Il 14 settembre Sushila Karki, la nuova premier ad interim del Nepal, si è impegnata a restare alla guida del paese “per non più di sei mesi” e a rispondere alle richieste dei giovani manifestanti che chiedono “la fine della corruzione”, dopo le violenze che avevano costretto il suo predecessore alle dimissioni.

“Lavorerò tenendo a mente le aspirazioni della generazione Z”, ha affermato Karki, 73 anni, ex presidente della corte suprema.

“Chiedono la fine della corruzione, un buon governo e l’uguaglianza economica”, ha dichiarato, aggiungendo di essere determinata “a raggiungere l’obiettivo”.

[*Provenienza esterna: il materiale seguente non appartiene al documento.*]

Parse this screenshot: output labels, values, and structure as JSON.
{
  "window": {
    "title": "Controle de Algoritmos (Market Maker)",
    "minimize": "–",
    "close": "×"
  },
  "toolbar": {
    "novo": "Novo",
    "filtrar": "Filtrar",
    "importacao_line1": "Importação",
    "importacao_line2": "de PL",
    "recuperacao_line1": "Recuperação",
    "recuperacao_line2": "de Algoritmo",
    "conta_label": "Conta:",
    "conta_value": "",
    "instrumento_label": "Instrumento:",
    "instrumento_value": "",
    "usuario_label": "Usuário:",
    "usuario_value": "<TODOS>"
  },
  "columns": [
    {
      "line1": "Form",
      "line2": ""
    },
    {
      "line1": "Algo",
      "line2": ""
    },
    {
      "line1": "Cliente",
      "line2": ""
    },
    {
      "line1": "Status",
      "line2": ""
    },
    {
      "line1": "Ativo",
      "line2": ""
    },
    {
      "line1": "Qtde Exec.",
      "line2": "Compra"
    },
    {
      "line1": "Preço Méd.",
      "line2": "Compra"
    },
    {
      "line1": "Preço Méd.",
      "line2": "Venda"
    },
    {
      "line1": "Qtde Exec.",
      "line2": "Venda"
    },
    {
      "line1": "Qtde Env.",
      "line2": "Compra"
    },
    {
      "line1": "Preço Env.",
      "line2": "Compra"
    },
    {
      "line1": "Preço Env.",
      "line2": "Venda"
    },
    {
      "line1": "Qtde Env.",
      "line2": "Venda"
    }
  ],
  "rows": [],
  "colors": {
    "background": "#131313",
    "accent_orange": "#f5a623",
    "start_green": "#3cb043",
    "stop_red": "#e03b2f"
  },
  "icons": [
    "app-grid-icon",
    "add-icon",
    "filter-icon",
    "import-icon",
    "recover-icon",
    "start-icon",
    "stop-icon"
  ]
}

Tra l’8 e il 9 settembre almeno 72 persone sono morte e 191 sono rimaste ferite nelle violenze scoppiate durante le manifestazioni antigovernative nella capitale Katmandu, secondo un nuovo bilancio fornito il 14 settembre dal segretario in capo del governo, Eaknarayan Arya.

Il 14 settembre Karki ha osservato un minuto di silenzio in memoria delle vittime.

La premier si è impegnata a rimanere in carica non oltre le prossime elezioni legislative, previste il 5 marzo 2026.

Il suo nome era emerso all’inizio della scorsa settimana sui social network, soprattutto in ambienti vicini alla contestazione, come possibile candidata per guidare un governo ad interim.

Nota per la sua autonomia e la sua schiettezza, la sua nomina era stata oggetto di intense trattative tra il presidente Ram Chandra Paudel e il capo dell’esercito Ashok Raj Sigdel.

La crisi – la più sanguinosa a colpire il Nepal dall’abolizione della monarchia nel 2008 – era cominciata l’8 settembre, quando la polizia aveva represso brutalmente le manifestazioni in varie città del paese contro un blocco dei social network e contro la corruzione.

Nonostante il ripristino dei social network, l’impegno ad aprire un’inchiesta sulle violenze della polizia e le dimissioni del primo ministro K.P. Sharma Oli, la rabbia dei manifestanti non era diminuita.

Il 9 settembre gruppi di manifestanti avevano sfidato il coprifuoco per attaccare edifici pubblici, residenze di leader politici e altri simboli del potere. Tra le altre cose avevano incendiato il parlamento e la residenza del premier dimissionario.

Inoltre, migliaia di detenuti avevano approfittato dei disordini per evadere da varie prigioni del paese. Più di 12.500 risultano ancora latitanti.